The version control system we use, is Subversion. Several tools are already available to make working with Subversion repositories more convenient. Two noteworthy tools are TortoiseSVN and Subclipse. Still, for some tasks we did not find any existing tools and developed our own.


Subversion supports attaching metadata to files through the use of properties. Properties are versioned in the same way that files are versioned. A number of predefined special properties guide Subversion in the way it should treat a file. Some examples are the following:

  • svn:eol-style This property indicates whether Subversion should enforce a certain type of end-of-line encoding (such as, CRLF, LF, CR, or native to the client platform) when checking out a text file.
  • svn:mime-type This property contains the mime-type of the file. When this property is available, Subversion uses it to decide on treating a file as a text file or a binary file.
  • svn:keywords This property tells Subversion for which terms (e.g., "$Author$") keyword substitution should be applied in the file.

Attaching metadata to a file in the repository has to be done manually: a subversion command needs to be issued for every property of every file that needs to be configured. This means that setting correct metadata on an existing codebase is a very labor intensive and error-prone process. Moreover, when adding new files to the repository, one should remember to set the correct metadata on the file.

It seems obvious that this process should be somehow automated to be effective. An important observation here is that, typically, the same types of files will need the same metadata. So, only a mechanism is needed to indicate that the metadata of a certain type of files needs to be configured with a given set of properties. Subversion actually implements such a mechanism. Sadly, Subversion only supports this as a client-side configuration option. This means that every developer would need to use the same configuration (for this particular option) at all times to ensure that new files are consistently initialized with correct metadata.

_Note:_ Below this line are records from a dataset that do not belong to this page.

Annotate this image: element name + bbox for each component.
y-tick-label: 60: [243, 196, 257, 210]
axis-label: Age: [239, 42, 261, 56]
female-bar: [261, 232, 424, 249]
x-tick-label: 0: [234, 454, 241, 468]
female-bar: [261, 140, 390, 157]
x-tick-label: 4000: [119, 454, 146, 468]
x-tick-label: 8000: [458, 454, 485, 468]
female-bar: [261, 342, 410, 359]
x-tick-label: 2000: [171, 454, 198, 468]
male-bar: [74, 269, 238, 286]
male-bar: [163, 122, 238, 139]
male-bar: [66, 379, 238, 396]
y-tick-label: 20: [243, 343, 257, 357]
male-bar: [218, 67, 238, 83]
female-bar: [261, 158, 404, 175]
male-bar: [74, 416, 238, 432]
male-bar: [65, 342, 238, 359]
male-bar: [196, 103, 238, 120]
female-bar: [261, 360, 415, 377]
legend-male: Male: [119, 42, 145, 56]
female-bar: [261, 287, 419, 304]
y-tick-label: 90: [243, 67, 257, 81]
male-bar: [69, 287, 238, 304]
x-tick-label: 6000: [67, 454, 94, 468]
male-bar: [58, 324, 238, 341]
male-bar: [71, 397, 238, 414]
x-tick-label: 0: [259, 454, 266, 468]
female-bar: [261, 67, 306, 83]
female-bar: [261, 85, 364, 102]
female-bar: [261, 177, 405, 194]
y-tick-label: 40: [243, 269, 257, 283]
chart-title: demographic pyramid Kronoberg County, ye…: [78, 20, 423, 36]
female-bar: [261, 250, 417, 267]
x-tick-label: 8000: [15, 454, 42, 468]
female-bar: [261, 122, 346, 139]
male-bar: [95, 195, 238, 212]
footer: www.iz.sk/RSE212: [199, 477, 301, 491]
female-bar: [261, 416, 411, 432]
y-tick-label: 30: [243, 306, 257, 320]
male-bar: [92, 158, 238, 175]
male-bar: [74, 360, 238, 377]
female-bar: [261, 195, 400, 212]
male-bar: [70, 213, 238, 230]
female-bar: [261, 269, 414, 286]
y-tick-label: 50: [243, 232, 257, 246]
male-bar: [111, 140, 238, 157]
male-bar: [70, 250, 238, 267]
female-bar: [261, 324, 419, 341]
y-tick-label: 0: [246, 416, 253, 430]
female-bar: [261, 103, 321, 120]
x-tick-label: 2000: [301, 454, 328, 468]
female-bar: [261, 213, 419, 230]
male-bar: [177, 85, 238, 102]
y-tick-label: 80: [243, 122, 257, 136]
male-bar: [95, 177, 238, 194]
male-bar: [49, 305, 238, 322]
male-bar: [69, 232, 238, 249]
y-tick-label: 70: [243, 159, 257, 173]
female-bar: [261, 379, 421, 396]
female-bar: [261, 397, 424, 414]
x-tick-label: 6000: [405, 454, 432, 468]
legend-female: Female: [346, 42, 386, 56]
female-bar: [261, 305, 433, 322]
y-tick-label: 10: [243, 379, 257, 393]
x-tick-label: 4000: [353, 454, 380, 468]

We believe that the latter mechanism is still error-prone and, for this reason, we decided to develop a script that visits all files in a given repository and corrects or adds metadata when needed. Meet svn_spider!

Using svn_spider

svn_spider is a Ruby script that visits every file (using the Subversion api) in a given set of Subversion repositories to correct and add metadata as needed. Both Ruby and the Subversion Ruby bindings are required dependencies of the svn_spider script. The script can be run manually from the command line, but will typically be launched at regular intervals from a cron-like system. A sample configuration file is included with the svn_spider download.